Trata-se de um inédito ensaio sobre a memória da guerra que articula documentos oficiais, episódios pessoais e recordações partilhadas nos almoços de confraternização, é uma busca de sentido, haverá momentos dolorosos, vêm à tona episódios cruéis, choques culturais avassaladores, aquele fim do mundo podia-se medir por milhares de quilómetros, por populações deslocadas à força, era então o Leste de Angola antes de se ter quebrado o ânimo ao MPLA.

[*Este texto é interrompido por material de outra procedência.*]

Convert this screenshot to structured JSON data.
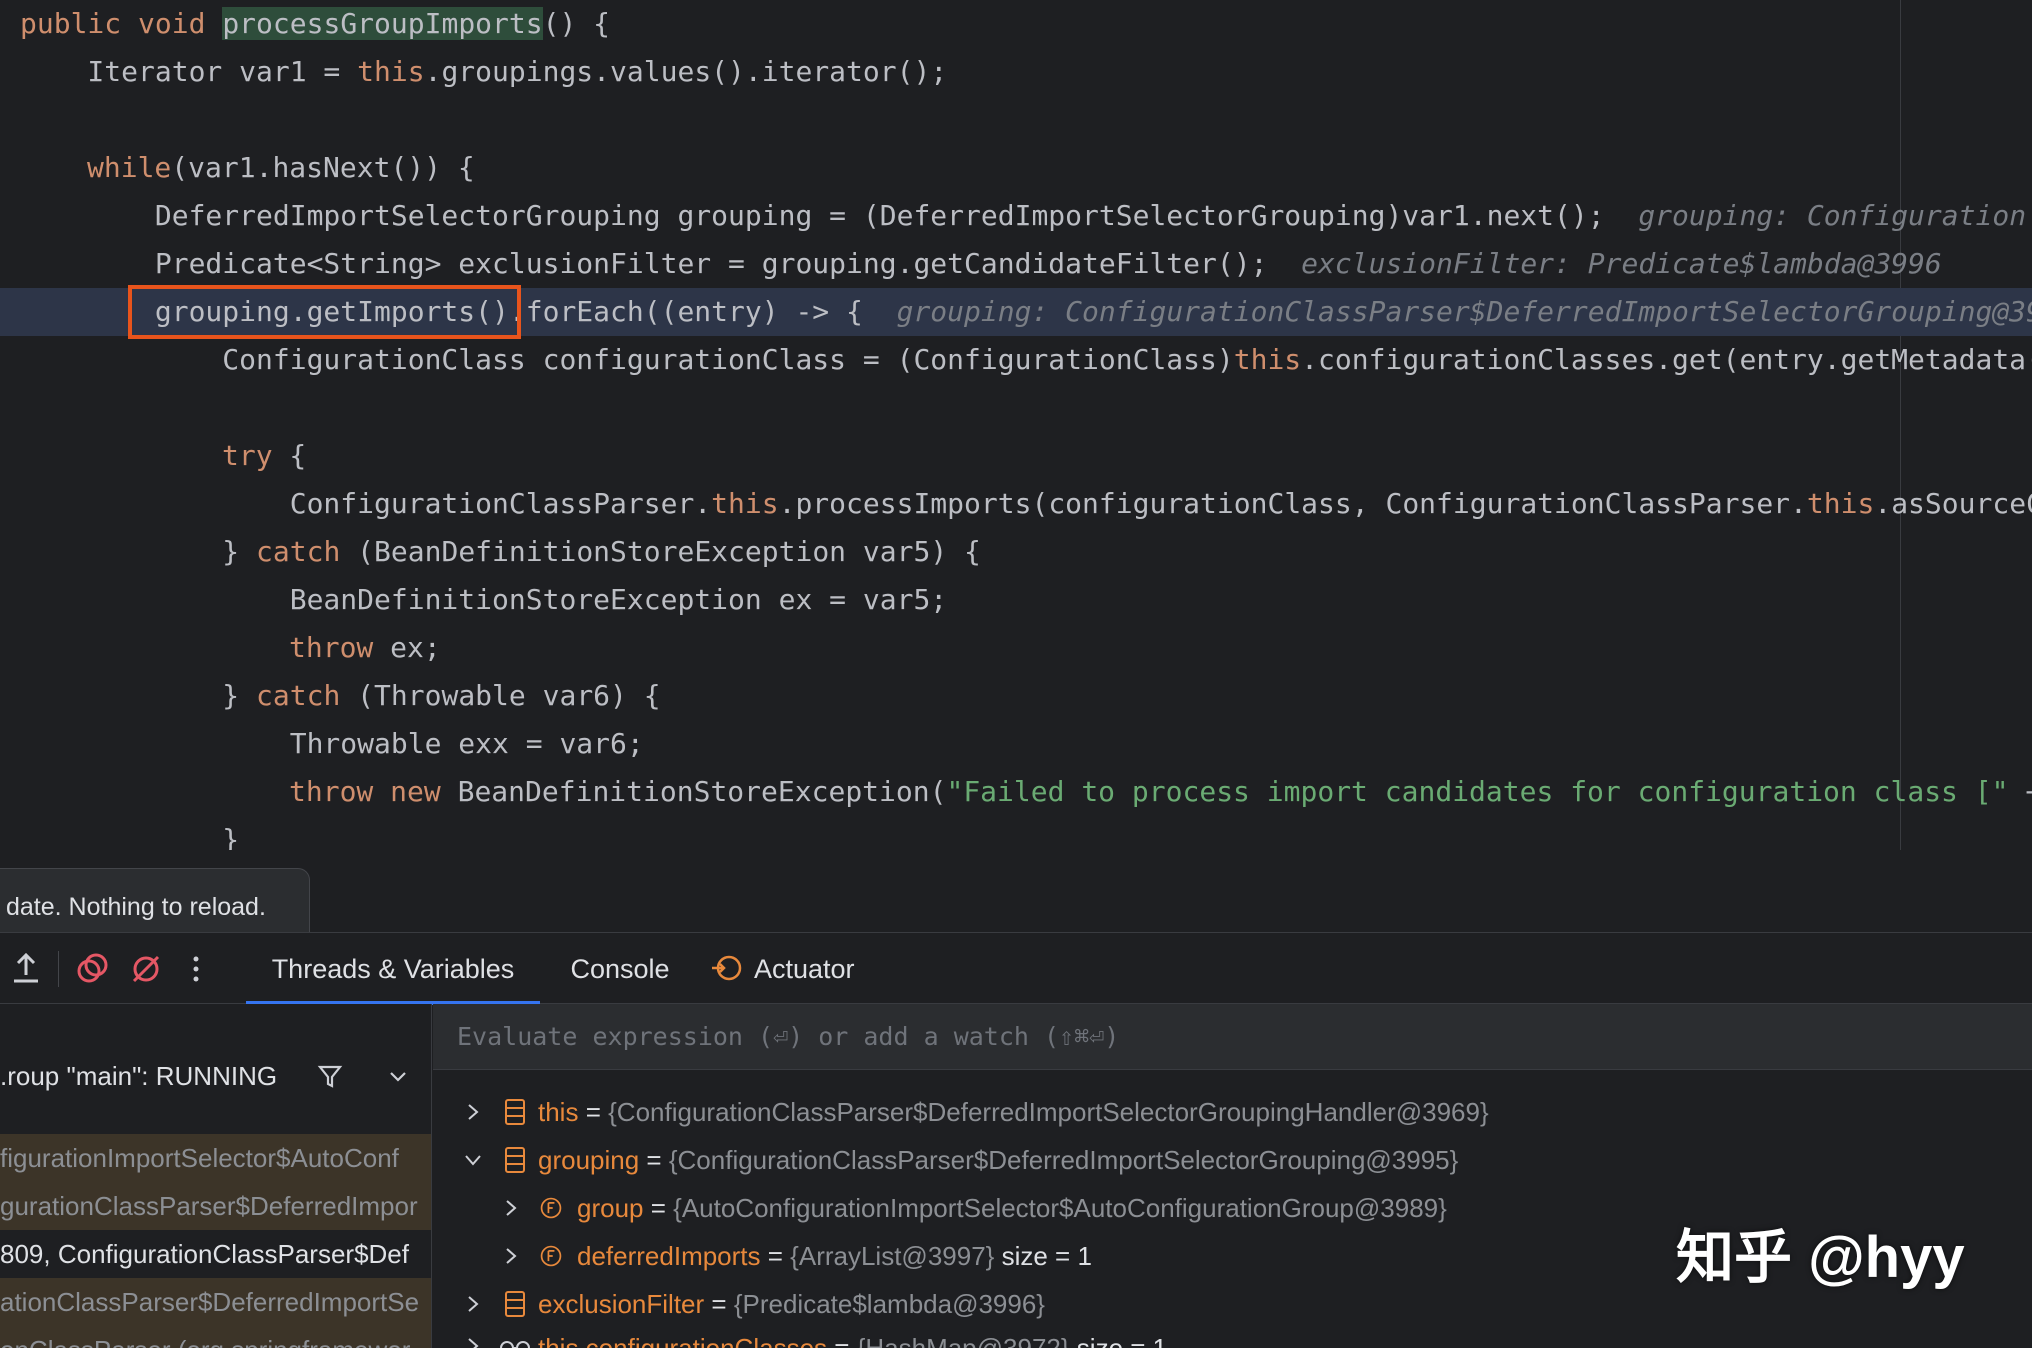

Uma investigação exemplar que devia ter paralelos na Guiné e em Moçambique. A autora dá uma razão de tomo: "No caso da memória de guerra, a dimensão pública da recordação ocupa um lugar central. É em nome das nações que as guerras são habitualmente combatidas. É a lealdade nacional que convoca todos aqueles que a ela são chamados. É aqui que se joga a possibilidade da recordação ou do esquecimento, da celebração ou do silenciamento públicos".
Um abraço do
Mário
Regressos quase perfeitos, uma obra excecional de antropologia (1)
Beja Santos
"Regressos quase perfeitos, memórias da guerra em Angola", por Maria José Lobo Antunes, Tinta-da-china, 2015, é um documento avassalador, original, ao permitir conhecer o itinerário de antigos militares de uma companhia de Exército, desde as memórias mais remotas das suas vidas, a comissão, o regresso, os encontros anuais. É a tese de doutoramento de Maria José Lobo Antunes, durante cinco anos entrevistou dezenas de antigos militares da CART 3313, assistiu aos seus almoços anuais, pesquisou os arquivos oficiais e cruzou estas memórias com o retrato que António Lobo Antunes, médico do batalhão, deixou nas cartas de guerra que escreveu à mulher na sua obra literária.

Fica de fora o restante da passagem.